Brazil shortage, Chinese buyers boost production

Tobacco production in Zimbabwe is on the rise as the high prices offered by Chinese buyers, the new high-end market for Zimbabwe’s golden leaf, continues to attract newly resettled black farmers to try their hand at tobacco farming, which in the past had been the preserve of the country’s 4 500 white commercial farmers.

Statistics gleaned from the Tobacco Industry and Marketing Board this week showed that tobacco sales volumes had increased, with 83.6 million kilograms of tobacco sold at the end of April in comparison with 66 million kilograms sold in the same period last year.

The price of tobacco has also been consistent at an average price of $3.78 (about R30) per kilogram, a high price which economic observers say is linked to the shortage of the golden leaf on the world market following floods that hit Brazil – one of the world’s leading tobacco producers, which has a yearly average production of 750 million kilograms.

In 2000, tobacco production in Zimbabwe peaked to 250 million kilograms but as a result of Zanu-PF led farm invasions, production slumped in 2008 to as little as 48 million kilograms.

The recovery of production has been spearheaded by the newly-resettled black farmers and began in 2010 at the turn of dollarisation, with 123 million kilograms delivered to the auction floors – which fetched $355 million.

Last year’s crop amounted to 131 million kilograms and netted $361 million.

A visit by City Press to the one of the main tobacco auction houses, Boka Auction Floors in Harare, showed a busy trek of newly resettled black farmers making their way to sell their crop.

Rudo Boka, the auction house’s chief executive, said: “Things are different from the past, when we used to have 20 white commercial farmers who came in to auction 50 bales each.

“Now thousands of black farmers come in with at least three bales each to sell and this explains the large human traffic that the floors are experiencing.”

Zimbabwe’s tobacco laws do not allow the auctioneers to buy tobacco from unregistered growers and this has lead to a boom in the number of registrations.

The tobacco board has in its records 57 000 growers allowed to sell their crop this season, a four-fold increase from the initial 15 000 growers that the board had registered at the start of the current season.

Andrew Matibiri, the tobacco board chief executive, praised the quality of the tobacco crop which he said was high and constantly improving.

“The favourable prices obtained at the moment are the result of a shortage of tobacco on the market and the fact that tobacco that originates from Zimbabwe is reputed for its good quality,” said Matibiri.

Boka said the improving yield was also linked to efforts by auction companies to teach the new tobacco growers through forums how to produce high quality crops that would sell for high prices.

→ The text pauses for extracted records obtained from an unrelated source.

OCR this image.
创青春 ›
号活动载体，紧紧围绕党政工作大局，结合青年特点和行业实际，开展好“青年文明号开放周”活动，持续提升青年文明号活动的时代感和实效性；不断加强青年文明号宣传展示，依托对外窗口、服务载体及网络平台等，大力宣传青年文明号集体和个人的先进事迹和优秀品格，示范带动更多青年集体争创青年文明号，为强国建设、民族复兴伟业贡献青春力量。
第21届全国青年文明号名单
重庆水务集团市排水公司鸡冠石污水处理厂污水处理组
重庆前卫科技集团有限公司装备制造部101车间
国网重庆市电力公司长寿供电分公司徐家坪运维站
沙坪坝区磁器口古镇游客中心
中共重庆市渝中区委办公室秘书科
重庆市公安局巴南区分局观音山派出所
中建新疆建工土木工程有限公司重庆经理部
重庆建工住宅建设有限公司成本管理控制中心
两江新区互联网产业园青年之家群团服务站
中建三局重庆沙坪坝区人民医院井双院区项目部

China accounts for 40% of buyers of Zimbabwean tobacco, while west European markets make up 35% and the rest is distributed across the world.

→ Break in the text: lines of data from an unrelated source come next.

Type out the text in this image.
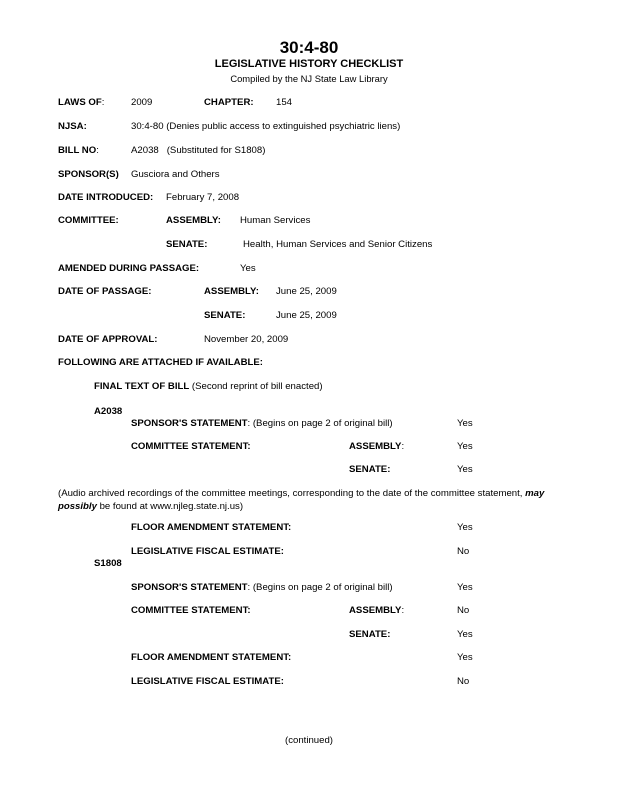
30:4-80
LEGISLATIVE HISTORY CHECKLIST
Compiled by the NJ State Law Library
LAWS OF:	2009	CHAPTER: 154
NJSA:	30:4-80 (Denies public access to extinguished psychiatric liens)
BILL NO:	A2038   (Substituted for S1808)
SPONSOR(S) Gusciora and Others
DATE INTRODUCED: February 7, 2008
COMMITTEE:	ASSEMBLY: Human Services
SENATE:	Health, Human Services and Senior Citizens
AMENDED DURING PASSAGE:	Yes
DATE OF PASSAGE:	ASSEMBLY: June 25, 2009
SENATE:	June 25, 2009
DATE OF APPROVAL:	November 20, 2009
FOLLOWING ARE ATTACHED IF AVAILABLE:
FINAL TEXT OF BILL (Second reprint of bill enacted)
A2038
SPONSOR'S STATEMENT: (Begins on page 2 of original bill)	Yes
COMMITTEE STATEMENT:	ASSEMBLY:	Yes
SENATE:	Yes
(Audio archived recordings of the committee meetings, corresponding to the date of the committee statement, may possibly be found at www.njleg.state.nj.us)
FLOOR AMENDMENT STATEMENT:	Yes
LEGISLATIVE FISCAL ESTIMATE:	No
S1808
SPONSOR'S STATEMENT: (Begins on page 2 of original bill)	Yes
COMMITTEE STATEMENT:	ASSEMBLY:	No
SENATE:	Yes
FLOOR AMENDMENT STATEMENT:	Yes
LEGISLATIVE FISCAL ESTIMATE:	No
(continued)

Matibiri said: “This year we set between 150 and 170 million kilograms as a production estimate, not a target as is generally perceived. We use this estimate for planning purposes”.

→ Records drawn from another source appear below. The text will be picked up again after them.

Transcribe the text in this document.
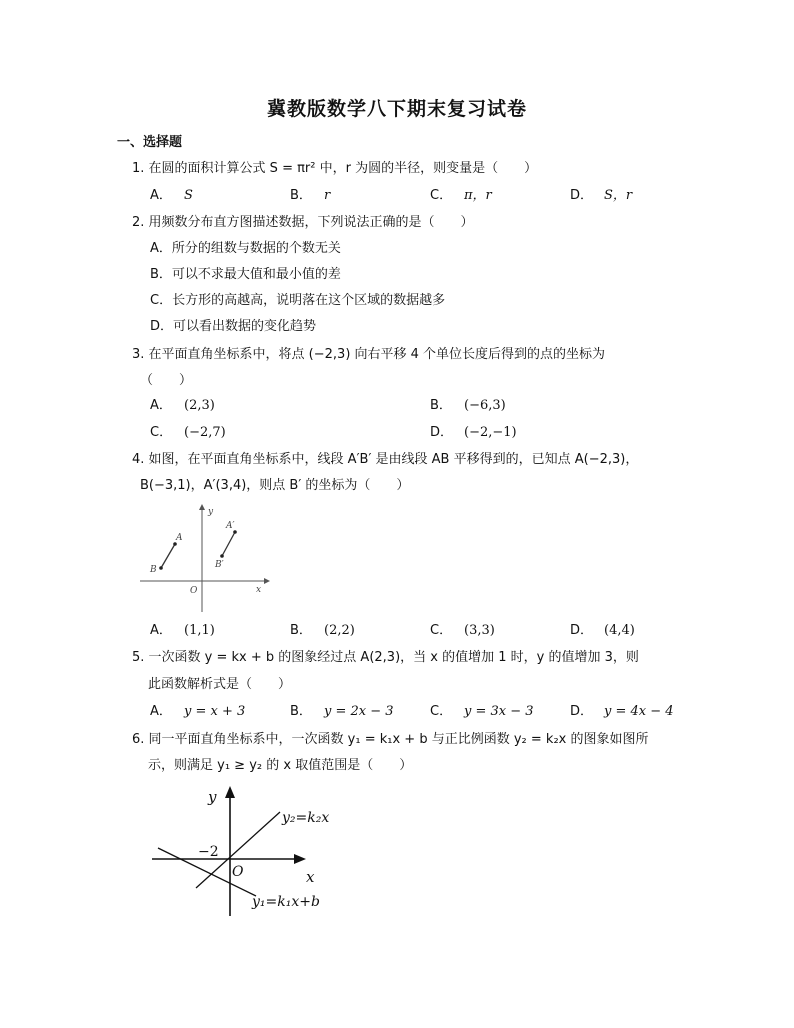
冀教版数学八下期末复习试卷
一、选择题
1. 在圆的面积计算公式 S = πr² 中，r 为圆的半径，则变量是（　　）
A． S	B． r	C． π，r	D． S，r
2. 用频数分布直方图描述数据，下列说法正确的是（　　）
A．所分的组数与数据的个数无关
B．可以不求最大值和最小值的差
C．长方形的高越高，说明落在这个区域的数据越多
D．可以看出数据的变化趋势
3. 在平面直角坐标系中，将点 (−2,3) 向右平移 4 个单位长度后得到的点的坐标为
（　　）
A． (2,3)	B． (−6,3)
C． (−2,7)	D． (−2,−1)
4. 如图，在平面直角坐标系中，线段 A′B′ 是由线段 AB 平移得到的，已知点 A(−2,3)，
B(−3,1)，A′(3,4)，则点 B′ 的坐标为（　　）
y
x
O
A
B
A′
B′
A． (1,1)	B． (2,2)	C． (3,3)	D． (4,4)
5. 一次函数 y = kx + b 的图象经过点 A(2,3)，当 x 的值增加 1 时，y 的值增加 3，则
此函数解析式是（　　）
A． y = x + 3	B． y = 2x − 3	C． y = 3x − 3	D． y = 4x − 4
6. 同一平面直角坐标系中，一次函数 y₁ = k₁x + b 与正比例函数 y₂ = k₂x 的图象如图所
示，则满足 y₁ ≥ y₂ 的 x 取值范围是（　　）
y
x
O
−2
y₂=k₂x
y₁=k₁x+b
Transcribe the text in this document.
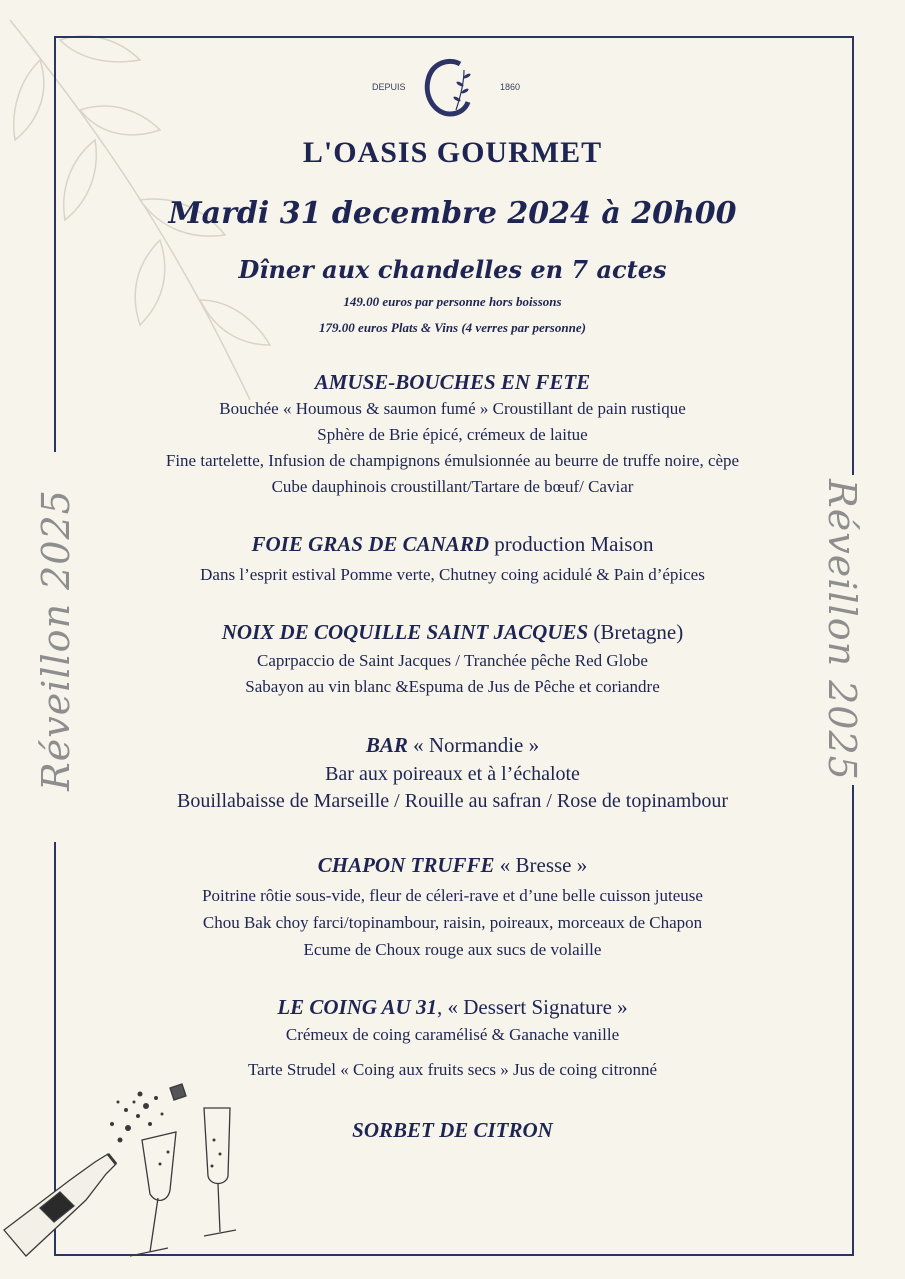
Réveillon 2025	Réveillon 2025
DEPUIS	1860
L'OASIS GOURMET
Mardi 31 decembre 2024 à 20h00
Dîner aux chandelles en 7 actes
149.00 euros par personne hors boissons
179.00 euros Plats & Vins (4 verres par personne)
AMUSE-BOUCHES EN FETE
Bouchée « Houmous & saumon fumé » Croustillant de pain rustique
Sphère de Brie épicé, crémeux de laitue
Fine tartelette, Infusion de champignons émulsionnée au beurre de truffe noire, cèpe
Cube dauphinois croustillant/Tartare de bœuf/ Caviar
FOIE GRAS DE CANARD production Maison
Dans l’esprit estival Pomme verte, Chutney coing acidulé & Pain d’épices
NOIX DE COQUILLE SAINT JACQUES (Bretagne)
Caprpaccio de Saint Jacques / Tranchée pêche Red Globe
Sabayon au vin blanc &Espuma de Jus de Pêche et coriandre
BAR « Normandie »
Bar aux poireaux et à l’échalote
Bouillabaisse de Marseille / Rouille au safran / Rose de topinambour
CHAPON TRUFFE « Bresse »
Poitrine rôtie sous-vide, fleur de céleri-rave et d’une belle cuisson juteuse
Chou Bak choy farci/topinambour, raisin, poireaux, morceaux de Chapon
Ecume de Choux rouge aux sucs de volaille
LE COING AU 31, « Dessert Signature »
Crémeux de coing caramélisé & Ganache vanille
Tarte Strudel « Coing aux fruits secs » Jus de coing citronné
SORBET DE CITRON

The tobacco season ends in September and the current crop has so far raked in $315 million.

President Robert Mugabe’s Zanu-PF party is now basking in the glory of improving tobacco production to highlight the successes of its “Look East policy” and the land reform programme which in 2 000 received international condemnation for the violent way it was carried out by the war veterans group – a group of former liberation fighters loyal to Mugabe.